This week’s reading in the Torah describes the eternal binding covenant between God and the Jewish people. This covenant has played itself out over thousands of years of world history and remains valid and operative today as it did on the day that Moshe presented it to the Jewish people at the end of his life. The covenant is all-encompassing and applies to all who were members of the Jewish people. It states specifically that even the lowest and least educated classes of the Jewish people – those who chop the word and draw the water – are as important and included in the terms of the covenant as are the wisest and most intellectually gifted of the Jewish people.

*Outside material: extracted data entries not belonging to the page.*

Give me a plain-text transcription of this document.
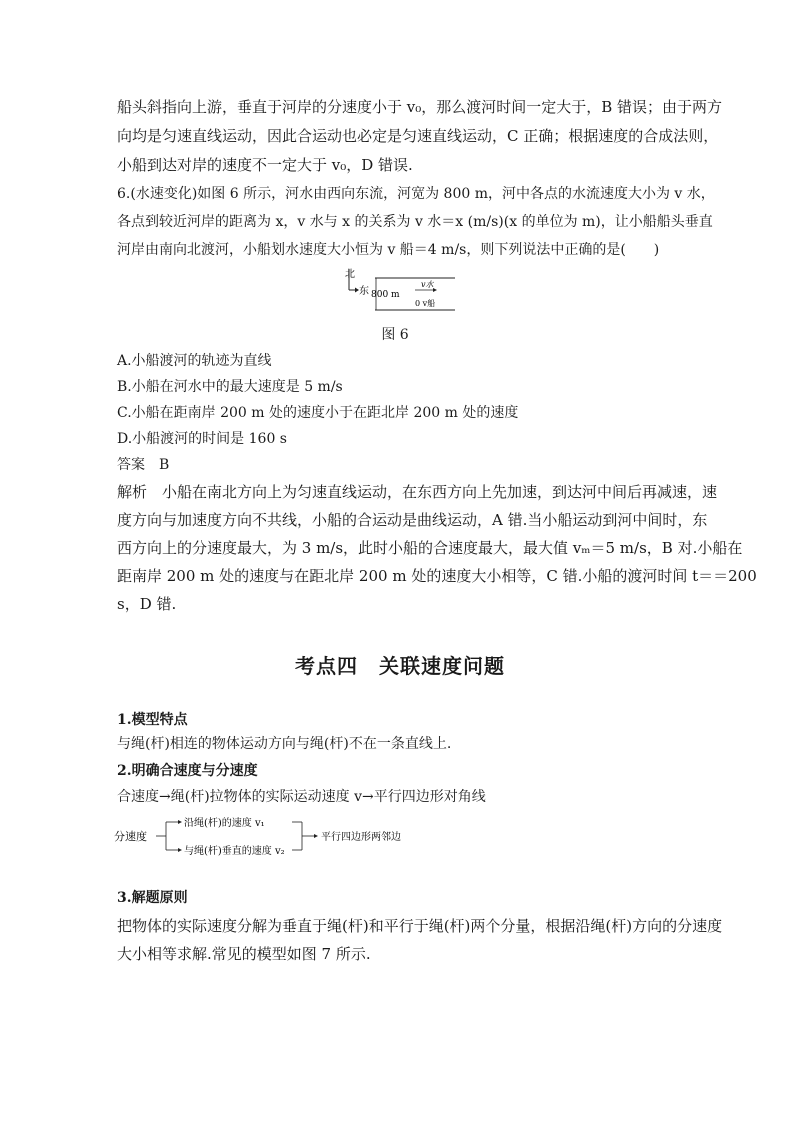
船头斜指向上游，垂直于河岸的分速度小于 v₀，那么渡河时间一定大于，B 错误；由于两方
向均是匀速直线运动，因此合运动也必定是匀速直线运动，C 正确；根据速度的合成法则，
小船到达对岸的速度不一定大于 v₀，D 错误.
6.(水速变化)如图 6 所示，河水由西向东流，河宽为 800 m，河中各点的水流速度大小为 v 水，
各点到较近河岸的距离为 x，v 水与 x 的关系为 v 水＝x (m/s)(x 的单位为 m)，让小船船头垂直
河岸由南向北渡河，小船划水速度大小恒为 v 船＝4 m/s，则下列说法中正确的是(　　)
北
东 800 m
v水
0 v船
图 6
A.小船渡河的轨迹为直线
B.小船在河水中的最大速度是 5 m/s
C.小船在距南岸 200 m 处的速度小于在距北岸 200 m 处的速度
D.小船渡河的时间是 160 s
答案　B
解析　小船在南北方向上为匀速直线运动，在东西方向上先加速，到达河中间后再减速，速
度方向与加速度方向不共线，小船的合运动是曲线运动，A 错.当小船运动到河中间时，东
西方向上的分速度最大，为 3 m/s，此时小船的合速度最大，最大值 vₘ＝5 m/s，B 对.小船在
距南岸 200 m 处的速度与在距北岸 200 m 处的速度大小相等，C 错.小船的渡河时间 t＝＝200
s，D 错.
考点四　关联速度问题
1.模型特点
与绳(杆)相连的物体运动方向与绳(杆)不在一条直线上.
2.明确合速度与分速度
合速度→绳(杆)拉物体的实际运动速度 v→平行四边形对角线
分速度
沿绳(杆)的速度 v₁
与绳(杆)垂直的速度 v₂
平行四边形两邻边
3.解题原则
把物体的实际速度分解为垂直于绳(杆)和平行于绳(杆)两个分量，根据沿绳(杆)方向的分速度
大小相等求解.常见的模型如图 7 所示.
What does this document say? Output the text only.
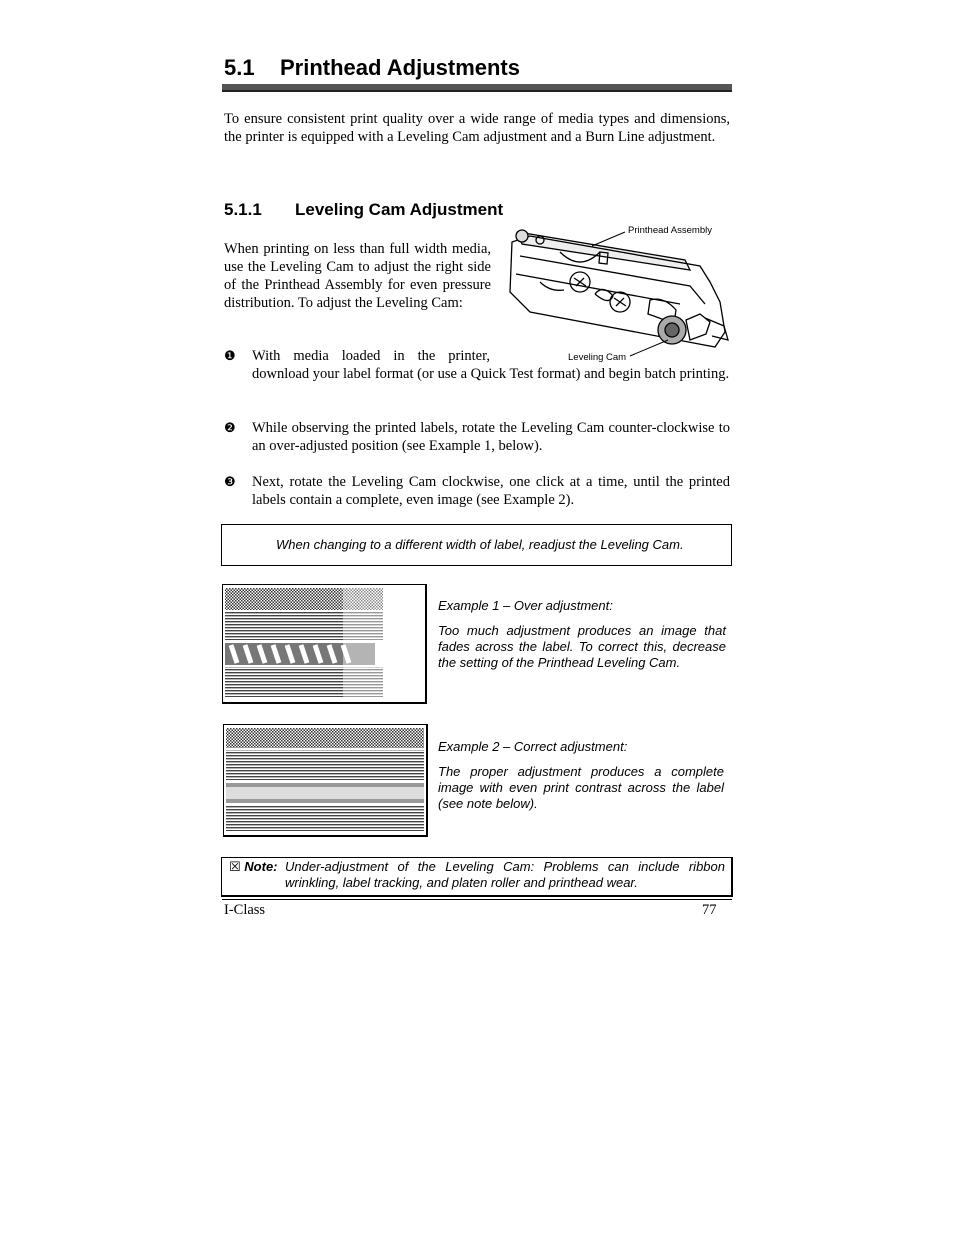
5.1 Printhead Adjustments
To ensure consistent print quality over a wide range of media types and dimensions, the printer is equipped with a Leveling Cam adjustment and a Burn Line adjustment.
5.1.1 Leveling Cam Adjustment
When printing on less than full width media, use the Leveling Cam to adjust the right side of the Printhead Assembly for even pressure distribution. To adjust the Leveling Cam:
Printhead Assembly
Leveling Cam
❶ With media loaded in the printer,
download your label format (or use a Quick Test format) and begin batch printing.
❷ While observing the printed labels, rotate the Leveling Cam counter-clockwise to an over-adjusted position (see Example 1, below).
❸ Next, rotate the Leveling Cam clockwise, one click at a time, until the printed labels contain a complete, even image (see Example 2).
When changing to a different width of label, readjust the Leveling Cam.
Example 1 – Over adjustment:
Too much adjustment produces an image that fades across the label. To correct this, decrease the setting of the Printhead Leveling Cam.
Example 2 – Correct adjustment:
The proper adjustment produces a complete image with even print contrast across the label (see note below).
☒ Note: Under-adjustment of the Leveling Cam: Problems can include ribbon wrinkling, label tracking, and platen roller and printhead wear.
I-Class	77
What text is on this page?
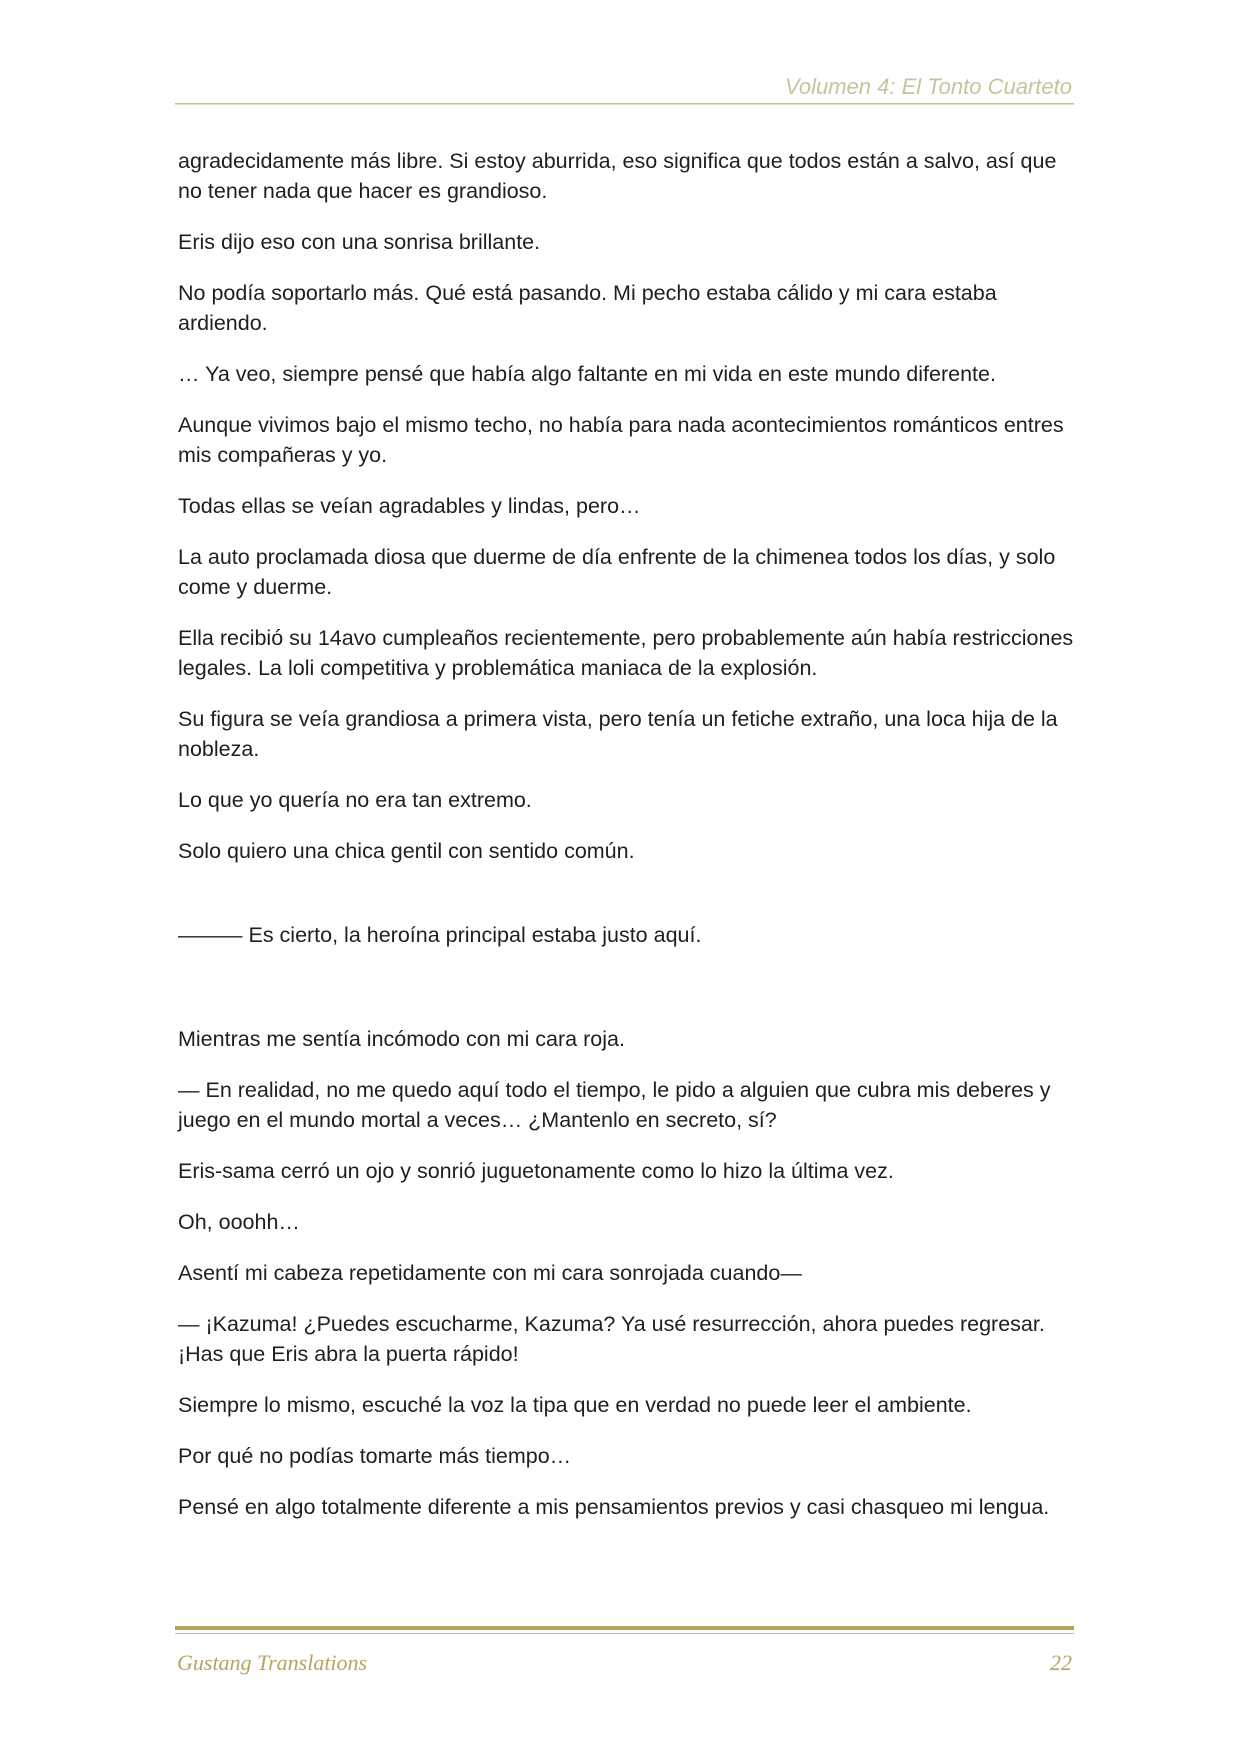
Volumen 4: El Tonto Cuarteto

agradecidamente más libre. Si estoy aburrida, eso significa que todos están a salvo, así que no tener nada que hacer es grandioso.

Eris dijo eso con una sonrisa brillante.

No podía soportarlo más. Qué está pasando. Mi pecho estaba cálido y mi cara estaba ardiendo.

… Ya veo, siempre pensé que había algo faltante en mi vida en este mundo diferente.

Aunque vivimos bajo el mismo techo, no había para nada acontecimientos románticos entres mis compañeras y yo.

Todas ellas se veían agradables y lindas, pero…

La auto proclamada diosa que duerme de día enfrente de la chimenea todos los días, y solo come y duerme.

Ella recibió su 14avo cumpleaños recientemente, pero probablemente aún había restricciones legales. La loli competitiva y problemática maniaca de la explosión.

Su figura se veía grandiosa a primera vista, pero tenía un fetiche extraño, una loca hija de la nobleza.

Lo que yo quería no era tan extremo.

Solo quiero una chica gentil con sentido común.

——— Es cierto, la heroína principal estaba justo aquí.

Mientras me sentía incómodo con mi cara roja.

— En realidad, no me quedo aquí todo el tiempo, le pido a alguien que cubra mis deberes y juego en el mundo mortal a veces… ¿Mantenlo en secreto, sí?

Eris-sama cerró un ojo y sonrió juguetonamente como lo hizo la última vez.

Oh, ooohh…

Asentí mi cabeza repetidamente con mi cara sonrojada cuando—

— ¡Kazuma! ¿Puedes escucharme, Kazuma? Ya usé resurrección, ahora puedes regresar. ¡Has que Eris abra la puerta rápido!

Siempre lo mismo, escuché la voz la tipa que en verdad no puede leer el ambiente.

Por qué no podías tomarte más tiempo…

Pensé en algo totalmente diferente a mis pensamientos previos y casi chasqueo mi lengua.

Gustang Translations	22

This is a remarkable statement for human society, which, since its inception has always divided itself into classes according to talents, education, and financial status. These differences also existed within Jewish society, but the covenant is not affected by these societal norms and differences that every generation of Jewish people exhibited. The Torah does not present for us a utopian vision of a classless society, where equality exists amongst all members of a certain nation or group. Such an idea flies in the face of human nature and behavior. The Torah does inform us though, that there is an over arching covenant that binds all Jews, no matter their station in life and their experiences, and it is this covenant that is the basis of the relationship between the God of Israel and the people of Israel.
The Torah recognizes that life is not always fair to everyone. The distribution of talent, opportunities and wealth has always been unequal, and no economic theory or legislative program will ever change that reality. The Torah does not countenance playing the victim card as an excuse for one’s failures and shortcomings. The prophet Jeremiah stated this succinctly when he said, “Why should a human being complain, is it not sufficient that it is yet alive?”.
Judaism measures people by their capacity to realize their potential. That is why the rabbis taught us that the righteous people are judged as finely as the breadth of a hair. The more righteous one is, the greater is the potential for performing acts of goodness. In effect, the Torah is teaching us that we are our own judges, each according to his/her abilities and opportunities. The question that will be asked of us is why we were not what we could have been, irrespective of the achievements and greatness we have achieved or compared to that of other human beings.
It is ironic that in world history the Jewish people could certainly be characterized as the victim and would be justified for not being a contributory force in the advancement of world civilization. But, even the most cursory view of world history shows that it was the Jewish people, more than anyone else, who drove forward the forces of civilization for the betterment of the human condition, physically and certainly spiritually.